Такие печальные предчувствия родительского сердца, хотя я и не верил им, трогали меня. Я писал к Пушкину, что непростительно ему будет, если он не приедет потешить старика, умолял его именем всех женщин, которых любил он в Кишиневе, навестить нас. И он в половине марта приехал недели на две, остановился у Алексеева и многих, разумеется, в том числе и меня, обрадовал своим приездом <…>
Глава седьмая1823–1824
Певец Давид был ростом мал,
Но повалил же Голиафа…
И тайну сердца своего,
Заветный клад и слез и счастья,
Хранит безмолвно между тем
И им не делится ни с кем.
После ареста Раевского и удаления Орлова из 16-й дивизии Кишинев становился небезопасным для Пушкина; о возвращении в Петербург и думать было нечего. 5 апреля Пушкин, тоскуя, звал Вяземского: «Мои надежды не сбылись: мне нынешний год нельзя будет приехать ни в Москву, ни в Петербург.
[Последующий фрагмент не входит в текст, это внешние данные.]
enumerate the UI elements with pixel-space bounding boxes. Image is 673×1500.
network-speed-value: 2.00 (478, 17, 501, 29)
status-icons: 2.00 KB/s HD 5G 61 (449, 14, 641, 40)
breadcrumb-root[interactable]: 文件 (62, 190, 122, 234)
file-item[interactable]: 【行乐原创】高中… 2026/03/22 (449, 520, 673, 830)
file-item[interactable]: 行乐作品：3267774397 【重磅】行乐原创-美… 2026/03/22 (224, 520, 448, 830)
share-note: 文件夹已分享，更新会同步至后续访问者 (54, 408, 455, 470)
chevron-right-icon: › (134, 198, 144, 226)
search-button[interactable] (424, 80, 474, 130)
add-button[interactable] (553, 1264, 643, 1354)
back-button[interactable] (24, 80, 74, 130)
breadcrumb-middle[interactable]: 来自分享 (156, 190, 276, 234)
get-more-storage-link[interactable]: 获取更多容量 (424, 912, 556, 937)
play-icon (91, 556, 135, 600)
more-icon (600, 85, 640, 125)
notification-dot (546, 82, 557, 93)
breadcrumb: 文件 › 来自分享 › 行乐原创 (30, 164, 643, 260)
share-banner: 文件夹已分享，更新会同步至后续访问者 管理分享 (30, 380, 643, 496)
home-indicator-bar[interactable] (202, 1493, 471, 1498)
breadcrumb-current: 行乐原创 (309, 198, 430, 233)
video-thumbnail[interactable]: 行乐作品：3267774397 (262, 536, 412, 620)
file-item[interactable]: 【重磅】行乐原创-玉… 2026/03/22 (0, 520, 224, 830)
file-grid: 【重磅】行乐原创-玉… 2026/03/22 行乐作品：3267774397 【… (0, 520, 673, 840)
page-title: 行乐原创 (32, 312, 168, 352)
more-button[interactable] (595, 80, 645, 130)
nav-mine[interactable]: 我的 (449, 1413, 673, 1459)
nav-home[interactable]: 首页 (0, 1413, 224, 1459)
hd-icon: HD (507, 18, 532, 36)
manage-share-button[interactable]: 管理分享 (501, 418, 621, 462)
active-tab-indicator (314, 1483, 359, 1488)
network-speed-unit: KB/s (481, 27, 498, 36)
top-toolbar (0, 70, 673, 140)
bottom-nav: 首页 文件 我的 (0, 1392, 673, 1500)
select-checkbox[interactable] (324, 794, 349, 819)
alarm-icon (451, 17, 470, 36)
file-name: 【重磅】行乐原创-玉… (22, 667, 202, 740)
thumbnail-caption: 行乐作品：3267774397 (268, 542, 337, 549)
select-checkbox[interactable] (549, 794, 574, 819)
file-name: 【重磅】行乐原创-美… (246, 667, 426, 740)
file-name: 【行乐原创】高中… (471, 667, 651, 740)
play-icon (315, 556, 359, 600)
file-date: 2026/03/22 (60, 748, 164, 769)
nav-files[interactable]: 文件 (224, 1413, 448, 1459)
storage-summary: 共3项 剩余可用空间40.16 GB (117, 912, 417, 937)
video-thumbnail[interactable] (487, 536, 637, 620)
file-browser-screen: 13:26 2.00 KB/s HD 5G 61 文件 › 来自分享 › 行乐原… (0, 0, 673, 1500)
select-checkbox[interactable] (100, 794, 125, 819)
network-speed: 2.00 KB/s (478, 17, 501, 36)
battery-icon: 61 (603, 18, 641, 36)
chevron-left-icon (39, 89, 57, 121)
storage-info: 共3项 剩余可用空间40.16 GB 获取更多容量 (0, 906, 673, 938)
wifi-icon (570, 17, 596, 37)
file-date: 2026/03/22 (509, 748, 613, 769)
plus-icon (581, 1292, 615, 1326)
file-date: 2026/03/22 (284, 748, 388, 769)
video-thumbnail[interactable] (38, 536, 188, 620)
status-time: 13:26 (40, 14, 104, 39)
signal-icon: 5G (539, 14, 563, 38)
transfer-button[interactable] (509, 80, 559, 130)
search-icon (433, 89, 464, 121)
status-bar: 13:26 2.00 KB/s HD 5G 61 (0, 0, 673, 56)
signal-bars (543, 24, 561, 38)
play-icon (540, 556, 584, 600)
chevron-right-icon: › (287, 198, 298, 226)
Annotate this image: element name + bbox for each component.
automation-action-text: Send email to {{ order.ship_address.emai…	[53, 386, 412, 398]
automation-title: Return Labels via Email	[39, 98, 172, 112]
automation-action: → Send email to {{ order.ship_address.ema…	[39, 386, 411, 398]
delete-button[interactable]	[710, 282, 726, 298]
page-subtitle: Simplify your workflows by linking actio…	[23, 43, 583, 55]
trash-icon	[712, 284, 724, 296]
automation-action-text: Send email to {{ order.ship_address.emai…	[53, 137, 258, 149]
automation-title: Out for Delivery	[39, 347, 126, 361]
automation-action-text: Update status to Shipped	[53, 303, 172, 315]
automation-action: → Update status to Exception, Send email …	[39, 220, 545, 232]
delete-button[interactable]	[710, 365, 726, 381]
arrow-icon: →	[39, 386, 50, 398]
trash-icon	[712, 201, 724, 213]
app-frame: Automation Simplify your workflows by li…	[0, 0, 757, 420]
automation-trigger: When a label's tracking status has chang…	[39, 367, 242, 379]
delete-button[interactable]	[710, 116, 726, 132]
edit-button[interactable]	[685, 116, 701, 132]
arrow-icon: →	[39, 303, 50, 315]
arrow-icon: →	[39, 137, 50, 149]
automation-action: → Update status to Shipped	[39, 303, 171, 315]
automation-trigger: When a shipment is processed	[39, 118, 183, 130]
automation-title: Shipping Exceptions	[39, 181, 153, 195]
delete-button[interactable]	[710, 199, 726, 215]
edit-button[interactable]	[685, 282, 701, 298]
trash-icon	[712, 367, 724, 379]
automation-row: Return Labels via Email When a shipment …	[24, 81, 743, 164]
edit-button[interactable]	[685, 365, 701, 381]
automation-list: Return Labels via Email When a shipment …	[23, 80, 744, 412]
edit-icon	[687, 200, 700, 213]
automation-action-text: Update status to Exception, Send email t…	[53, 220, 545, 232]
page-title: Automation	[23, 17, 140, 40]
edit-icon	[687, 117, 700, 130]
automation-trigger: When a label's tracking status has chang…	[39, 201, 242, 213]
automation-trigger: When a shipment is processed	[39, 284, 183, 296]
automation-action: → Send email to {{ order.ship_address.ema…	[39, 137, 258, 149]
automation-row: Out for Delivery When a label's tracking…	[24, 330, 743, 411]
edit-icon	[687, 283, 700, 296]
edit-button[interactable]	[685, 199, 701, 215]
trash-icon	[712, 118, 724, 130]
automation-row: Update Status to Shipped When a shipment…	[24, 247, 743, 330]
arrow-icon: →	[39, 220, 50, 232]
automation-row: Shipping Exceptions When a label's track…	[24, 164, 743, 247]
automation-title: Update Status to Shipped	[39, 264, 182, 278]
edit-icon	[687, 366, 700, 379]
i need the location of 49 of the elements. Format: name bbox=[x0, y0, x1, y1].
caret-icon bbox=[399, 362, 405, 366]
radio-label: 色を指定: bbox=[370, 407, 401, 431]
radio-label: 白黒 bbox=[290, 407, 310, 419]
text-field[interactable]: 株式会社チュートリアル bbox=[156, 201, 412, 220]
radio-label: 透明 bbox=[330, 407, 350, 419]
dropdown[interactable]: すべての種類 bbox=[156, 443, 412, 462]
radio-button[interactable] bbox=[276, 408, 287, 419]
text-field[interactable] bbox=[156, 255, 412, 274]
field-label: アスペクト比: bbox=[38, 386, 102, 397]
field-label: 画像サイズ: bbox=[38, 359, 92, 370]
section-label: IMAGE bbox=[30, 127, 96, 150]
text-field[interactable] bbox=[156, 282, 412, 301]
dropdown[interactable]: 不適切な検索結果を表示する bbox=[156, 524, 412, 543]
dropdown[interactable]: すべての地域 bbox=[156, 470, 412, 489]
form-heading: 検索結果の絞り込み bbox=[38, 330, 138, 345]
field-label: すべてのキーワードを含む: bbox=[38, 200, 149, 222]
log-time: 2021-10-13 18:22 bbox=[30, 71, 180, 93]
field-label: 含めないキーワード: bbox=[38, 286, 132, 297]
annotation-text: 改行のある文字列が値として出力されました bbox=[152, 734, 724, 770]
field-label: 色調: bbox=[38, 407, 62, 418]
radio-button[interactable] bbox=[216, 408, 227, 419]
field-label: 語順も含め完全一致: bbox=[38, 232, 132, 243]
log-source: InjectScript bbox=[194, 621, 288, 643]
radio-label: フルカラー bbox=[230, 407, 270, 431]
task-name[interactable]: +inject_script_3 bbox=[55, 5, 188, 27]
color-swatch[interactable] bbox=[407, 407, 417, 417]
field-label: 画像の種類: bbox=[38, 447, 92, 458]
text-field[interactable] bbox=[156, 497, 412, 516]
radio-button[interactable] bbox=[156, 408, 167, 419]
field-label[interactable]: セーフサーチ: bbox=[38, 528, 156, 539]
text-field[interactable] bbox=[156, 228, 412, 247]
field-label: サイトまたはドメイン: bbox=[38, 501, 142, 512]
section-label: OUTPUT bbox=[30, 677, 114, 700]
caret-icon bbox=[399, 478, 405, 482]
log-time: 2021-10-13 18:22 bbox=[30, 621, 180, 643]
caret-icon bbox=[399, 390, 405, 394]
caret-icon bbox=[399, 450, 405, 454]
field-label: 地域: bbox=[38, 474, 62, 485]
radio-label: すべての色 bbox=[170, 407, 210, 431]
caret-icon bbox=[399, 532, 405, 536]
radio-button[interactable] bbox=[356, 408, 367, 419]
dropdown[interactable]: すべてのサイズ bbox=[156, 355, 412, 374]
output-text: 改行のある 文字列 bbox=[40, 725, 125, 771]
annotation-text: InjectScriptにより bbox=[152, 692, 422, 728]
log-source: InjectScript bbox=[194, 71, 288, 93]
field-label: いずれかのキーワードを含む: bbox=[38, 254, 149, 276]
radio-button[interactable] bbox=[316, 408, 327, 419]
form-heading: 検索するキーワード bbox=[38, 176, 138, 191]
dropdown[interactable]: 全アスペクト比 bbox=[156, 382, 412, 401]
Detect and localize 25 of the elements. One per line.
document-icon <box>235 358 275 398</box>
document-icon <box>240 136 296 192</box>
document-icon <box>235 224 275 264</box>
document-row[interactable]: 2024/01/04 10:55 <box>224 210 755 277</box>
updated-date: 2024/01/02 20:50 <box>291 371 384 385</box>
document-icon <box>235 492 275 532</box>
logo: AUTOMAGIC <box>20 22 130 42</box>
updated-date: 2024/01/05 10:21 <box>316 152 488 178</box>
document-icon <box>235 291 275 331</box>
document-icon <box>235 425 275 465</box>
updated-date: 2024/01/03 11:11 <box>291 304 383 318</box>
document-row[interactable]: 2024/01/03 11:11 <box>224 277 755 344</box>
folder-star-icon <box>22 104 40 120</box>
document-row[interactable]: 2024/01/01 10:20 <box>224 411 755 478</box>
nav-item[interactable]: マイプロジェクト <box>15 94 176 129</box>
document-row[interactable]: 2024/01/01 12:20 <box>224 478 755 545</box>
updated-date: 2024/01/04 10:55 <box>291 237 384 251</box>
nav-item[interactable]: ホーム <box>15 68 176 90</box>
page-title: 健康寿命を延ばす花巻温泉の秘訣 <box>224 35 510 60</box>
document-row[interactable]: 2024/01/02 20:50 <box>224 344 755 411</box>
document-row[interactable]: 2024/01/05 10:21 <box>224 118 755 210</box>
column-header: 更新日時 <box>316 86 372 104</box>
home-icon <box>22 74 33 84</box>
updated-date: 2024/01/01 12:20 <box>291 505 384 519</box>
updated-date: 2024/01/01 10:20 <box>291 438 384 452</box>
Если летом ты поедешь в Одессу, не завернешь ли по дороге в Кишинев?». Между тем, 7 мая 1823 г. Александр І подписал рескрипт об освобождении И. Н. Инзова от обязанностей полномочного наместника Бессарабии (слишком мягок!) и о назначении графа М. С. Воронцова генерал-губернатором Новороссийского края и наместником Бессарабской области. Резиденцией губернаторства Воронцов выбрал Одессу. Петербургские друзья Пушкина и первый среди них Александр Иванович Тургенев решили хлопотать о переводе Пушкина от Инзова к Воронцову — из Кишинева в Одессу. Ход этих стараний Тургенева отражен в его переписке с П. А. Вяземским, жившим тогда в Москве.